In the realm of video, the Tryx captures good-looking video in bright lighting conditions, but it isn’t the best low-light shooter. In our lab’s subjective video testing, it earned an overall video rating of Good, but that rating was skewed heavily toward its performance in our bright-light testing. Video quality is smooth and colorful in good lighting conditions; however, the Tryx couldn’t brighten up our darkly lit test footage enough to let us see what was going on. It should be noted that the Tryx has a built-in LED lamp to aid with low-light footage, but we conducted our low-light video test with the LED lamp turned off.
Here are the sample clips we shot for our subjective video tests. Select “1080p” from the drop-down menu in each player to view the highest-quality footage.

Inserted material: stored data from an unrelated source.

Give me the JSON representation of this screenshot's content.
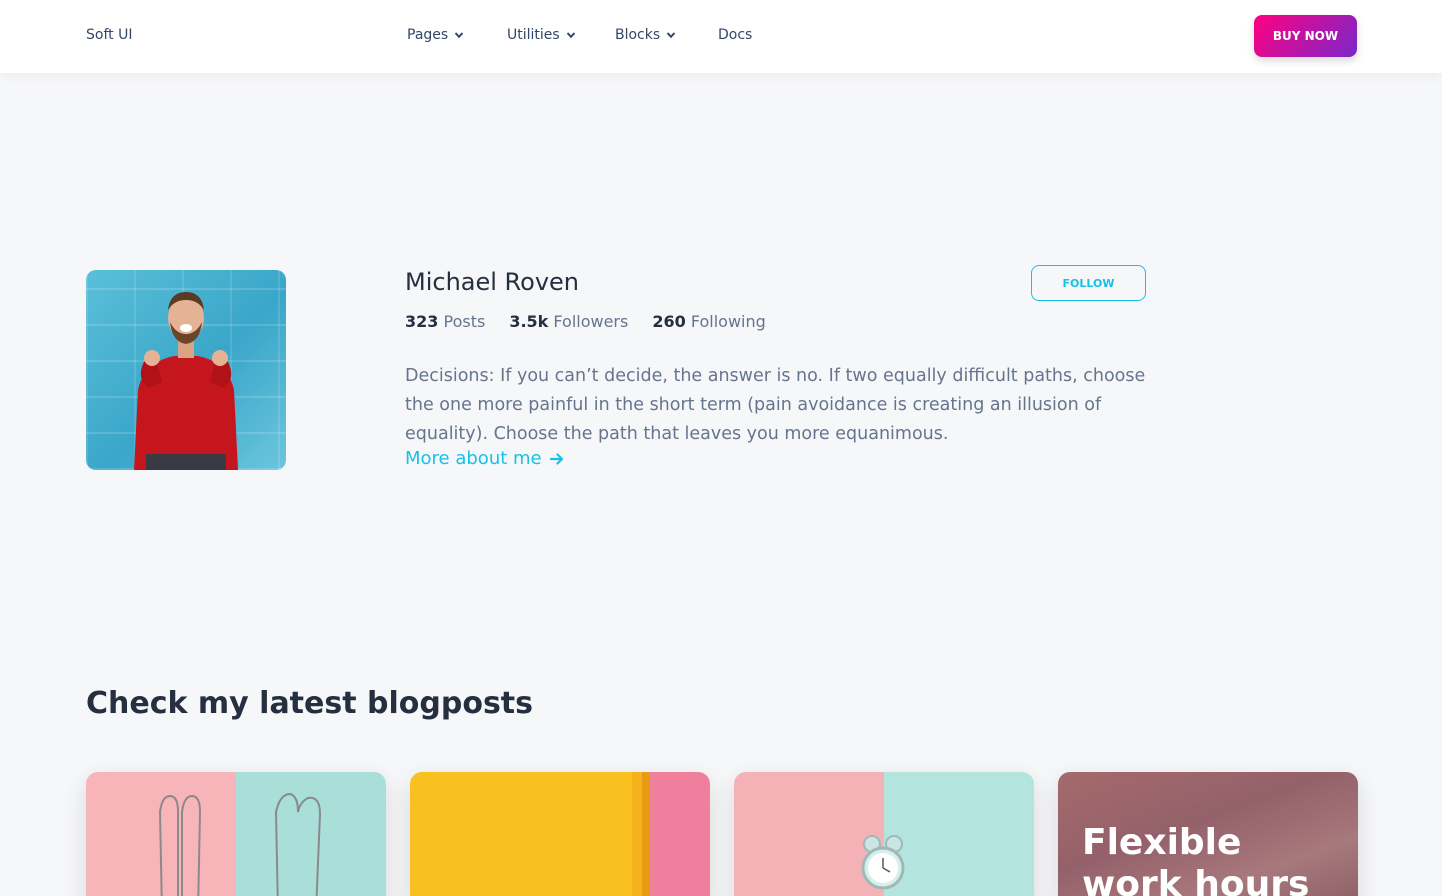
{
  "navbar": {
    "brand": "Soft UI",
    "items": [
      {
        "label": "Pages",
        "has_dropdown": true
      },
      {
        "label": "Utilities",
        "has_dropdown": true
      },
      {
        "label": "Blocks",
        "has_dropdown": true
      },
      {
        "label": "Docs",
        "has_dropdown": false
      }
    ],
    "buy_label": "BUY NOW"
  },
  "profile": {
    "name": "Michael Roven",
    "follow_label": "FOLLOW",
    "stats": [
      {
        "value": "323",
        "label": "Posts"
      },
      {
        "value": "3.5k",
        "label": "Followers"
      },
      {
        "value": "260",
        "label": "Following"
      }
    ],
    "bio": "Decisions: If you can’t decide, the answer is no. If two equally difficult paths, choose the one more painful in the short term (pain avoidance is creating an illusion of equality). Choose the path that leaves you more equanimous.",
    "more_label": "More about me"
  },
  "blog": {
    "title": "Check my latest blogposts",
    "cards": [
      {
        "icon": "necklace-image"
      },
      {
        "icon": "pencil-image"
      },
      {
        "icon": "alarm-clock-image"
      },
      {
        "text": "Flexible work hours"
      }
    ]
  },
  "colors": {
    "accent": "#17c1e8",
    "buy_gradient_start": "#ff0080",
    "buy_gradient_end": "#7928ca",
    "heading": "#252f40",
    "body_text": "#67748e"
  }
}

The Tryx’s battery life comes up short, with a CIPA rating of 220 shots per charge of its unremovable rechargeable battery. That translates to a our lab’s battery-life rating of Fair, and it’s a shame that the battery isn’t removable or user-replacable given that lackluster rating.
Macworld buying advice
The Tryx is a category-busting device—equal parts camera, pocket camcorder, and Voltron Starshooter—and it performs most of its tasks surprisingly well. However, it does have its fair share of drawbacks: It has no optical zoom at all, most camera controls are delegated to the Tryx’s problematic touchscreen, and unless you hold it camcorder-style, it makes you feel more like you’re shooting with a cellphone than with a dedicated camera. It’s certainly the most versatile imaging device we’ve ever reviewed in terms of physical adjustments, but its transformative ways are somewhat mission-critical: The Tryx works best when you take advantage of its twisting and turning frame.